31.🍓

56 7 0
                                    


Keesokan harinya, Satria baru saja sampai di rumah pukul empat sore. Karena sejak tadi siang, dia berada di WARBAH. Nongkrong bersama teman-temannya. Pemuda itu mengerutkan dahinya saat mendengar ada suara bariton berbeda di ruang tamu rumah Amihnya. Apa ada tamu?

Satria membuka sepatunya, kemudian mengucapkan salam. "Assalamualaikum."

"Wa'alaikumusalam," jawab dua orang yang berada di dalam rumah.
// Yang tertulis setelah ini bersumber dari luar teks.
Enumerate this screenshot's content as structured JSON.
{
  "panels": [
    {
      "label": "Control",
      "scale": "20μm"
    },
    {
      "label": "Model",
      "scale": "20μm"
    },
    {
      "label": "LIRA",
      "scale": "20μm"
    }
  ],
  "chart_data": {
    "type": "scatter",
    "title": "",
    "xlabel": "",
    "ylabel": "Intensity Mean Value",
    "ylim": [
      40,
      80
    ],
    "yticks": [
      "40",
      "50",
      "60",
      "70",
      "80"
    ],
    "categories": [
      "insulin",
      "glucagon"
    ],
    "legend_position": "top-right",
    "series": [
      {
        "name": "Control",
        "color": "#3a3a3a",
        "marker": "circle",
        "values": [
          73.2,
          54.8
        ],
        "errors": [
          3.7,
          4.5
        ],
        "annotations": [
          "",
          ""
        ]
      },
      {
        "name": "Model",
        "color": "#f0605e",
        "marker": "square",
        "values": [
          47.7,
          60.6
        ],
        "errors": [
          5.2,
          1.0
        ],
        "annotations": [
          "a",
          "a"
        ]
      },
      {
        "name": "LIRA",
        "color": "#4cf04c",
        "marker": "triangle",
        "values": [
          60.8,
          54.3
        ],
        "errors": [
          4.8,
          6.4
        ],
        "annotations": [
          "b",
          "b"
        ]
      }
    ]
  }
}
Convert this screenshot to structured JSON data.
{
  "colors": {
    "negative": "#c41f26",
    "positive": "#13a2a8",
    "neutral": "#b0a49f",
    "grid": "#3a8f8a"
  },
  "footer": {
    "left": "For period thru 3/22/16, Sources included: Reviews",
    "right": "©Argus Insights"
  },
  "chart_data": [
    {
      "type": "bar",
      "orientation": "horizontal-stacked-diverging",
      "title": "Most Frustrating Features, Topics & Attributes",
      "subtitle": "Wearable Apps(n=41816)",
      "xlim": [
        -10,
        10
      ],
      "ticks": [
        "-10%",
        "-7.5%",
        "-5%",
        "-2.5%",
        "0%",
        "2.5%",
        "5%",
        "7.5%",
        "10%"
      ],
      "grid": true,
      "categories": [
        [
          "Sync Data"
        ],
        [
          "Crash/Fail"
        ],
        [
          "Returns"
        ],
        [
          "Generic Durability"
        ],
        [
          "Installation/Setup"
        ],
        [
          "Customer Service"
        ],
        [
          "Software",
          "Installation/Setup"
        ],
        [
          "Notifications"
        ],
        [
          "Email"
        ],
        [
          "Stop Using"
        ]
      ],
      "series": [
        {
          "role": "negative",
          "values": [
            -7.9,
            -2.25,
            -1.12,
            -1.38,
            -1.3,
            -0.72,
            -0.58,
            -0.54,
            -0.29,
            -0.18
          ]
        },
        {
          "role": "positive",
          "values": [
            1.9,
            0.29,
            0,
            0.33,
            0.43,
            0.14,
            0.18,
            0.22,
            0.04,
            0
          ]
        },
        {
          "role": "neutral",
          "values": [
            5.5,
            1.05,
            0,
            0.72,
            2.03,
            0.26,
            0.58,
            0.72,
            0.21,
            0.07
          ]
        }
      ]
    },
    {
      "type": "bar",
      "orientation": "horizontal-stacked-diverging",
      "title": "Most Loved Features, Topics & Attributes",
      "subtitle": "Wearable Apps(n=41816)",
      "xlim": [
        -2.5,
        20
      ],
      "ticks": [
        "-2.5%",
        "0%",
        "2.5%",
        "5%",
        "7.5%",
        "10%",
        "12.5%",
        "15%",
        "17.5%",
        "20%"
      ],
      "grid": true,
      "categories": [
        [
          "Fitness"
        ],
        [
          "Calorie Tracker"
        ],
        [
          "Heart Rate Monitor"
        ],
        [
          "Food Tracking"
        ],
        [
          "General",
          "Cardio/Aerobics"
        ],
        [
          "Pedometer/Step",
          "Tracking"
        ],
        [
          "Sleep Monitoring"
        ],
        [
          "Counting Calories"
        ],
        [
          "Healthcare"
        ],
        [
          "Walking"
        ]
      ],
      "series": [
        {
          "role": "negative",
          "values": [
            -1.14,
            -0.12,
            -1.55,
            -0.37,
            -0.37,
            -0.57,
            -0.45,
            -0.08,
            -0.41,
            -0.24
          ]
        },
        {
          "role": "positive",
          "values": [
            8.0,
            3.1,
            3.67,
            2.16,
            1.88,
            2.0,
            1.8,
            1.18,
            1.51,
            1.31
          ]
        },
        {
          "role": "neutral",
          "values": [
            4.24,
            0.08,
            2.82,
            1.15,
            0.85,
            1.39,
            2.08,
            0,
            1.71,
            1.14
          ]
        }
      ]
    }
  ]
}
Satria masuk ke dalam rumah dan melihat sepasang suami istri yang ia kenali. "Om Fajar? Tante Farah?" tanya Satria.

"Wey, ponakan gue udah gede," ucap pria tinggi besar dengan rambut cepak yang berpakaian PDL hijau khas TNI AD. Pria bersuara bariton itu memiting Satria dengan lengan kanannya yang kekar, menekuknya ke dekat dada bidangnya, sampai Satria sulit bernapas.

"Om, ini Satria kecekik," pekik Satria.

Fajar melepaskan pelukannya. "Lebay lo." Seraya menepuk pundaknya Satria.

Satria menggoyang-goyangkan pundaknya untuk menghilangkan rasa sakit akibat tepukan Om-nya-ya, tepukkannya mungkin terlihat biasa saja, tapi sebenarnya itu sangat keras. Lalu ia mendekati wanita berjilbab khas yang berdiri tak jauh dari tempatnya. "Tante Farah apa kabar?" tanyanya sambil mencium punggung tangan Bidan tersebut.

"Alhamdulilah, Sayang," ucap Farah seraya mencium kedua pipi Satria. "Kamu makin ganteng, deh." Lalu dia tersenyum, memperlihatkan lesung pipinya.

"Gantengan mana sama aku?" tanya Fajar kepada istrinya.

"Gantengan dia lah, bule," ucap Farah sambil mengusap-usap pipi Satria. "Masih perjaka, brondong lagi."

Fajar menyipitkan matanya, lalu menatap istrinya tajam. Farah tersenyum geli, dia buru-buru mendekati suaminya. Lalu mengelus belakang kepala suaminya yang memiliki rambut tipis. "Tapi suami aku, yaz Perwira ini, kan?" Sambil tersenyum jahil, lalu berjinjit dan mencium pipi suaminya.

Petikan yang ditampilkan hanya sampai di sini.